The idea of cold soup seems oxymoronic to me. Gazpachos aren’t my preferred dish. But sometimes, a cold soup can be the perfect remedy to a hot day.
My sister has no problem with cold soup. One of her favorite Korean dishes is Naengmyeon, a cold noodle soup originally from North Korea, but with a large presence in the South. On our recent trip to Seoul, she was insistent that we get some.
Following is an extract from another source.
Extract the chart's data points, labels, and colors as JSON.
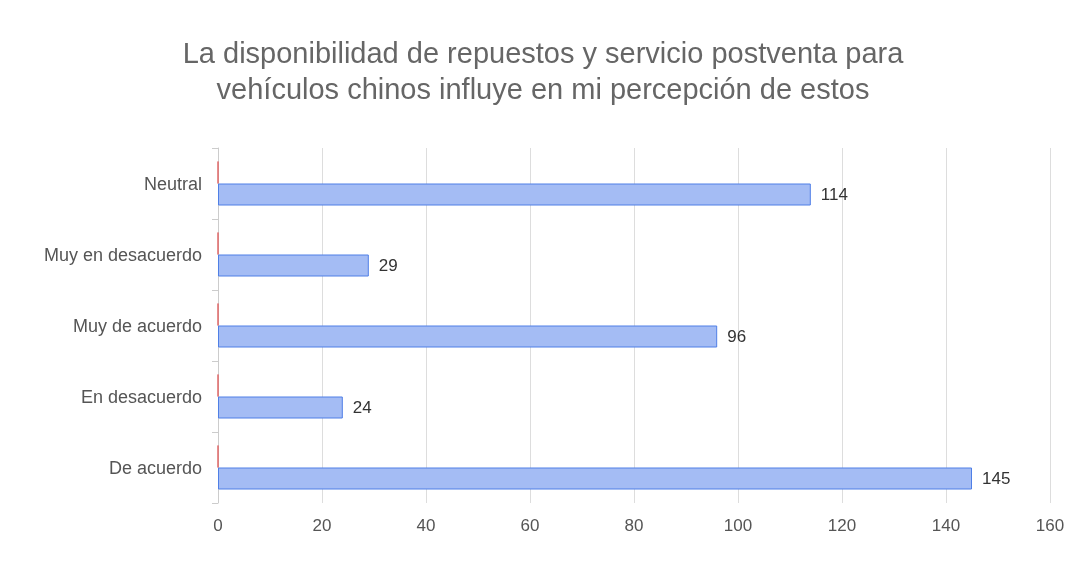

I found this place off of Daniel Gray’s Discovering Korea and it was a huge hit. We went after a long tour at Gyeongbukgong Palace. The restaurant was across from the palace wall, but a bit hard to find considering how long the palace wall is. I asked three different policemen to point us in the right direction. Each time, they knew exactly where I was talking about. I took this to be a good sign. My sister and her friend Cleaves were both impressed by my find. The restaurant was extremely authentic and the Naengmyeon was the best I’ve ever had. This Naengmyeon has made me a cold soup convert.
To give you a sense for the authenticity, we walked in to find a small room filled with six tables of Koreans. A pile of shoes greets you at the front door. When we walked in the door, every person in the room stared at us.
This Naengmyeon was exactly the right temperature. Cold, but not cold enough to give you a brain freeze. To provide the right temperature, the soup has large chunks of ice in it. The buckwheat Naengmyeon noodles are not apparent in this photo (they are underneath the broth), but were deliciously light. The broth was extremely flavorful.